University of Nevada head coach Chris Ault popularized the hybrid alignment (and named it "the Pistol") in 2005. While the pistol offense has been experimented with by dozens of college football teams such as LSU, Syracuse, Indiana, and Missouri, Ault's Nevada Wolf Pack is most strongly associated with the formation. Using the Pistol Offense, during the 2009 season, Nevada led the nation in rushing at 345 yards a game and were second in total offense at 506 yards. The Wolf Pack also became the first team in college football history with three 1,000-yard rushers in the same season: quarterback Colin Kaepernick and running backs Luke Lippincott and Vai Taua.

Football Championship Subdivision team James Madison University used the pistol to help beat #13 ranked Virginia Tech on September 11, 2010. The pistol has also made the transition to the NFL, first used by the Kansas City Chiefs in 2008 with offensive coordinator Chan Gailey and Quarterback Tyler Thigpen, and became popular once used by the Carolina Panthers with Cam Newton and Robert Griffin III of the Washington Redskins, as well as the aforementioned Colin Kaepernick with the San Francisco 49ers, who in the NFL Playoffs versus the Green Bay Packers set the all-time single game rushing record for a quarterback with 181 yards. Along with the wildcat, the pistol has added more of a college "playmaker" aspect to the professional game. After week 10 of 2023 the Los Angeles Rams adopted a pistol formation 16% of the time with the resulting plays being pass/run about 50/50, challenging defenses to adapt their coverages.

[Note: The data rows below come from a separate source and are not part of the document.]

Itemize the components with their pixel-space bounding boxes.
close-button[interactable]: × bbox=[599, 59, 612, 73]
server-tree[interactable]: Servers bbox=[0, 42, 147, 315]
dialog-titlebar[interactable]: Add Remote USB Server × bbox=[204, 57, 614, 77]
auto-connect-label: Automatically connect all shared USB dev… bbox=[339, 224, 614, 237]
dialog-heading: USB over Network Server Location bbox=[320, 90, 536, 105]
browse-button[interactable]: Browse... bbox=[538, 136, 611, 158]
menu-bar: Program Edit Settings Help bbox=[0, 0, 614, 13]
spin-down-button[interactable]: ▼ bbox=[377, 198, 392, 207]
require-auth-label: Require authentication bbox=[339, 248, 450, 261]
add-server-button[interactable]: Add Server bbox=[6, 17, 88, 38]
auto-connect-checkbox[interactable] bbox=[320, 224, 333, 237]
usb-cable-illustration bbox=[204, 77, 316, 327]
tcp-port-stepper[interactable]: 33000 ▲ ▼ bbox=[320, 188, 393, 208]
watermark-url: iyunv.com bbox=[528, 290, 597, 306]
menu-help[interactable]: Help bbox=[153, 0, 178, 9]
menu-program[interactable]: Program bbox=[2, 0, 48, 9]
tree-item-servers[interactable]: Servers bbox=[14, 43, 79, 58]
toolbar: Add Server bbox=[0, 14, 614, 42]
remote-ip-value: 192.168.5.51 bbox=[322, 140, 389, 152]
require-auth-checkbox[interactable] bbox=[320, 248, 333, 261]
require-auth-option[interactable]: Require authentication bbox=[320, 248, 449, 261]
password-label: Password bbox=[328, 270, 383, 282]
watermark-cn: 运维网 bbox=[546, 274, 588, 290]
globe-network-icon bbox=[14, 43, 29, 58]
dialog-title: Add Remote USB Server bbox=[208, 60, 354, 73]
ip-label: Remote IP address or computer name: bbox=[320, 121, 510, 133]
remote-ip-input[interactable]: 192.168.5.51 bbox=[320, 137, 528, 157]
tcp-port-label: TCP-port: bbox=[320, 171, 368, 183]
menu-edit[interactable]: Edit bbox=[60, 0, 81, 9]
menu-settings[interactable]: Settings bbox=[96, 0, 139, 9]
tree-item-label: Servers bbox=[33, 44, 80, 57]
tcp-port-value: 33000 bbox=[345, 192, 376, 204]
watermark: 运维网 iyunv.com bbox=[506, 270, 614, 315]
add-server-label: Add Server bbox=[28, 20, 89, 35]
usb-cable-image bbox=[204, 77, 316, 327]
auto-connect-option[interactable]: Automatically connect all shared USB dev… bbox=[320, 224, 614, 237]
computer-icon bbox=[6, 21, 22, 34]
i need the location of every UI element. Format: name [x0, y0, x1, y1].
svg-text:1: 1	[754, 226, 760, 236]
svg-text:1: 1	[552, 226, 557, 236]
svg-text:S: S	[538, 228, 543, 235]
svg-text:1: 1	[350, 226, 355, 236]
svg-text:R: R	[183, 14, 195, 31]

On December 5, 2010, the Pittsburgh Steelers used the Pistol offense so quarterback Ben Roethlisberger could play with a bad foot. Today, it is common in all levels of college football, and is gaining popularity among high school teams and in the NFL.

==Advantages==
The pistol retains the position and advantages of a shotgun formation, allowing the quarterback to see easily over the line and make downfield reads. The running back, however, is positioned further back, allowing him to time to run up and build momentum similar to a play under center. The pistol offense can effectively use draw plays, counters, and options using three-wide receiver formations or multiple tight ends combined with a fullback for pass protection. In a pistol formation, handoffs occur 2-3 yards closer to the line of scrimmage than in the shotgun. In the traditional shotgun, run plays are most effectively run to the side opposite the running back, without a cutback to the other side. In the pistol, they can be effectively executed to either side of the QB, opening up more options for the offense. This can make for a more effective running game, but may limit pass efficiency due to quicker recognition of play action by linebackers and defensive backs. This formation works well with dual threat quarterbacks who can both throw and run and is also used when quarterback's mobility has been limited by injury.